In this one scene, we are introduced to several real-world phenomena: coerced confessions, the incredible power of the prosecutor, the secretive nature of plea bargaining (which has recently been highlighted in the case of pedophile Jeffrey Epstein), the understanding among defense attorneys that the courts are not guarantors of justice for the wrongly convicted, but rather often rubber stamps for the prosecutor’s decision. This depiction also stands in direct contrast to shows like Law & Order and its progeny (which run ceaselessly in reruns). As I document in my research in an upcoming article, Public Perception of Plea Bargaining (forthcoming in the American Journal of Criminal Law), generally on these shows, the defendant, faced with overwhelming evidence of his guilt and his own nagging conscience about his participation in the crime, agrees to meet with the prosecutor – usually in his holding cell, where he awaits trial. His lawyer either 1) secures a promise of leniency from the prosecutors before allowing his client to talk, or 2) makes a vain attempt to coax his foolish client into silence before the client spills the beans. Either way, the defendant confesses, shares relevant information with the prosecutor about the crime and, in return, receives a punishment that is less than what he faced at trial, but nothing he is happy about. Everybody wins, including society, which benefits by the defendant receiving a harsh sentence, though somewhat more lenient than what he would have received after losing at trial. The prosecutors benefit by securing important information to help them fight crime, solve the murder and put away an even worse bad guy. This scenario largely repeats itself on network television
So why does it matter that Proven Innocent gives us a new take on plea bargaining and criminal justice more broadly? There is evidence that pop culture can impact public views on crime and law enforcement. Studies demonstrate that the public relies on television as its primary source for information on the legal system, and Americans form opinions about the justice system based on portrayals on television. One recent study found that exposure to Law & Order: SVU among college students was associated with a better understanding of rape myths.

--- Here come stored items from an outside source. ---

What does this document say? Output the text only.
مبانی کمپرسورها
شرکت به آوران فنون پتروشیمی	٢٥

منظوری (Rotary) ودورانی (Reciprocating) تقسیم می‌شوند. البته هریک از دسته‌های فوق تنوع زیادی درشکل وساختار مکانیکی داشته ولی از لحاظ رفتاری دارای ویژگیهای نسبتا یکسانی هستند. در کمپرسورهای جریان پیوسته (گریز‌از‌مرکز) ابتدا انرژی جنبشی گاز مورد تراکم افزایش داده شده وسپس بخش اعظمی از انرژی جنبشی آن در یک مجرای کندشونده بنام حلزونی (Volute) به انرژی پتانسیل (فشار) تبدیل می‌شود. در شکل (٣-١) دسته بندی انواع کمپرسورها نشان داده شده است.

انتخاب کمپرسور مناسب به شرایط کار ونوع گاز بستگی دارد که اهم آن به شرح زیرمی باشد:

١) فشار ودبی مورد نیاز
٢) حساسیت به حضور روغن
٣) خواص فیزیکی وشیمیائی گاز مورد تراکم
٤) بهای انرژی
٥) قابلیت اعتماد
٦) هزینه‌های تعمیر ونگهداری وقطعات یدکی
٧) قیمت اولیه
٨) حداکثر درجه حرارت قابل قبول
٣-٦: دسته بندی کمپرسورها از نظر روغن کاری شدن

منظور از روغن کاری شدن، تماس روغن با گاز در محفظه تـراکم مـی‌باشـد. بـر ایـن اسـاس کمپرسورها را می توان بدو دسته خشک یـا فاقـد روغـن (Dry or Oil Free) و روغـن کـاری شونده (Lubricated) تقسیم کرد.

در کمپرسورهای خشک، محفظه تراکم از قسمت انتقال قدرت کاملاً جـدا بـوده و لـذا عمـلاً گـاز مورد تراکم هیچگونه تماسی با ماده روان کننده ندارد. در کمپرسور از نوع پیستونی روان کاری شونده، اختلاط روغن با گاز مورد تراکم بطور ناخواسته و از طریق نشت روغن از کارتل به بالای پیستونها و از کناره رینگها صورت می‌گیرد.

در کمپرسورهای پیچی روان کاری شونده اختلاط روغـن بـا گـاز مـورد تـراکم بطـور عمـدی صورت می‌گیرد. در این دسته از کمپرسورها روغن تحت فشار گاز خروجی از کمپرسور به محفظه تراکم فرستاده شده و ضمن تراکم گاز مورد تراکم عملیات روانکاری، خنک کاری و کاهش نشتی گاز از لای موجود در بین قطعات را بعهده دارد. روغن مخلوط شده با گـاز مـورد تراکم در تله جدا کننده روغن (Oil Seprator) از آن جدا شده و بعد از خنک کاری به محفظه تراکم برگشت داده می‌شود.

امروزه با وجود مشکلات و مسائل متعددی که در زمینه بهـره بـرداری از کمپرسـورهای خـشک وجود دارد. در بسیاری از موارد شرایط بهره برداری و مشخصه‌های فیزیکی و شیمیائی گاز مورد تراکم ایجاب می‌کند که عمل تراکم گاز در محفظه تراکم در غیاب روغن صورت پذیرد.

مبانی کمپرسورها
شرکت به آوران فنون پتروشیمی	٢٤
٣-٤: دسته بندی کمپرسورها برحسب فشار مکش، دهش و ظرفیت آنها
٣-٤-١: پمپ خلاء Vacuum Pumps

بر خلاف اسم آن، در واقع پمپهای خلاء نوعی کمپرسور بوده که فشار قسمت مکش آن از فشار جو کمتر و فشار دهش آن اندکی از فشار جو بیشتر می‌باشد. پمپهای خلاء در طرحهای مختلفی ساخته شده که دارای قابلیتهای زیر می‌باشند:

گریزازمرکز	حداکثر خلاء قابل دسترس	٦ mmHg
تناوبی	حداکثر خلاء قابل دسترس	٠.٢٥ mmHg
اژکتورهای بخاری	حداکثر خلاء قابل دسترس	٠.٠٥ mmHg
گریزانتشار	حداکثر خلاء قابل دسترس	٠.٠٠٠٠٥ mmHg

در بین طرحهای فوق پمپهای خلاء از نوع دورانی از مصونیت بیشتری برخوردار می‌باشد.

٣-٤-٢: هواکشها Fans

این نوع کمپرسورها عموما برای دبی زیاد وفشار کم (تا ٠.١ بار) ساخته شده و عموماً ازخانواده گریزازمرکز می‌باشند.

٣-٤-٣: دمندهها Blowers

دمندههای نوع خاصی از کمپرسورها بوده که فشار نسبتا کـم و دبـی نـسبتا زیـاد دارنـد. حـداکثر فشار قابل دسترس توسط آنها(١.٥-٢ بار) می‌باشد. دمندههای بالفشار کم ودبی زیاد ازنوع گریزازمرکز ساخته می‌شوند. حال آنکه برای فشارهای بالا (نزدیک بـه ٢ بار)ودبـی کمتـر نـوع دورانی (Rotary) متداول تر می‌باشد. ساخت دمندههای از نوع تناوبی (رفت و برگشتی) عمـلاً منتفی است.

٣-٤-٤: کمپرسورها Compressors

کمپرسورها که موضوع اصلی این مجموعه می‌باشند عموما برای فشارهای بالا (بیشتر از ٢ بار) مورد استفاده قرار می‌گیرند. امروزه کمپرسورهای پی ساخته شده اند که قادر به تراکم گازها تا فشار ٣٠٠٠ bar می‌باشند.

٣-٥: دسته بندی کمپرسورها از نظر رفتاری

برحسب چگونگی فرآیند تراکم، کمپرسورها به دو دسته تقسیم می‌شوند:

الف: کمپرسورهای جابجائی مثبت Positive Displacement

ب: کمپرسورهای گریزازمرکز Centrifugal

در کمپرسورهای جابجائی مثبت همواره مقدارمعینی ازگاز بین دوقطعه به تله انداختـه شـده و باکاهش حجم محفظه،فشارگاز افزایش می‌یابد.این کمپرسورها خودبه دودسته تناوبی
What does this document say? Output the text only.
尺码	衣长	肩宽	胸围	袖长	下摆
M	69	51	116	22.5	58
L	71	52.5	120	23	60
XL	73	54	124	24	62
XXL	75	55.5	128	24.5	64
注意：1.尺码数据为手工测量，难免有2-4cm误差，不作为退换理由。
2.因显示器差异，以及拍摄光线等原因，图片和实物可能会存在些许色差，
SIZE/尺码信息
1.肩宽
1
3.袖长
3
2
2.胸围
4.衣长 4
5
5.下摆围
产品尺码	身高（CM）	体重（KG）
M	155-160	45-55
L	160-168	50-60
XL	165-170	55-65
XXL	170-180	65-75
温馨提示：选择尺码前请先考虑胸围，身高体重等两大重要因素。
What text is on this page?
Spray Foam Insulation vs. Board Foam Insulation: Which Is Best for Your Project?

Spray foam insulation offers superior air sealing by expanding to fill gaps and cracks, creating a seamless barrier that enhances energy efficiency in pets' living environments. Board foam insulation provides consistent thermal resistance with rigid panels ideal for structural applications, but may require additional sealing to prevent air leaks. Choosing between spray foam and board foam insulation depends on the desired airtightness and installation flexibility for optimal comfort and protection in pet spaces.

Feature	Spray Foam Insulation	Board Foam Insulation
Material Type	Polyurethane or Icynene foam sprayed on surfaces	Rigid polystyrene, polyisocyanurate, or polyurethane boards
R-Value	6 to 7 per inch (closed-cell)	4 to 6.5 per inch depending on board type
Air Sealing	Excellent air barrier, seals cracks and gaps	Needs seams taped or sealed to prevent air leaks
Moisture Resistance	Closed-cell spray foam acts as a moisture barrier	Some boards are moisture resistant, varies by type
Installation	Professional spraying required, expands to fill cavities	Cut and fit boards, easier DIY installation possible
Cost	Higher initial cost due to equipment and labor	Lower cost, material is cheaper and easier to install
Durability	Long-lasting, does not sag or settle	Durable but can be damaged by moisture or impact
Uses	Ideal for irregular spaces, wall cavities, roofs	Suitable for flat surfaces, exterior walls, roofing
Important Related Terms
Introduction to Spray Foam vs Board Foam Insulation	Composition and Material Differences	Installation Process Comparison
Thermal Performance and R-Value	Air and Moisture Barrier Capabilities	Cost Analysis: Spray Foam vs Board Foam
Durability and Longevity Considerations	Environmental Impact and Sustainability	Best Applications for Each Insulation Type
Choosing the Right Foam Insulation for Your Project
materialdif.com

With plea bargaining there are few avenues for the public to get contradicting information to what they see on television legal dramas because the practice is conducted almost entirely in private between the prosecutor and defense attorney. Plea bargaining is by its very nature a shrouded experience; plea negotiations occur off-the-record, away from the judge, public and most times, even the defendant. While members of the public may serve on juries or watch real jury trials from start to finish in person or on Court TV, they have no such opportunity to witness plea bargaining. Even citizens who are committed to engaging in the court system – for instance, those participating in Court Watching programs, will only get to see a sliver of the negotiations. More importantly, individuals who have been defendants in criminal cases may not have a good sense of how their own plea negotiations went, given that the process is so lawyer-driven. For this reason, compared to other legal practices, plea bargaining narratives found in legal procedurals are even more influential on public perceptions.
There is very little information about how the public perceives the plea system, which now encompasses the entirety of the criminal justice system. While podcasts, like Season 3 of Serial, or documentaries, like Making a Murderer, provide some window into the criminal system, realistic depictions of plea bargaining in mass media are rare. But such representations may be a first step in helping the public understand the realities of this vast and often problematic system.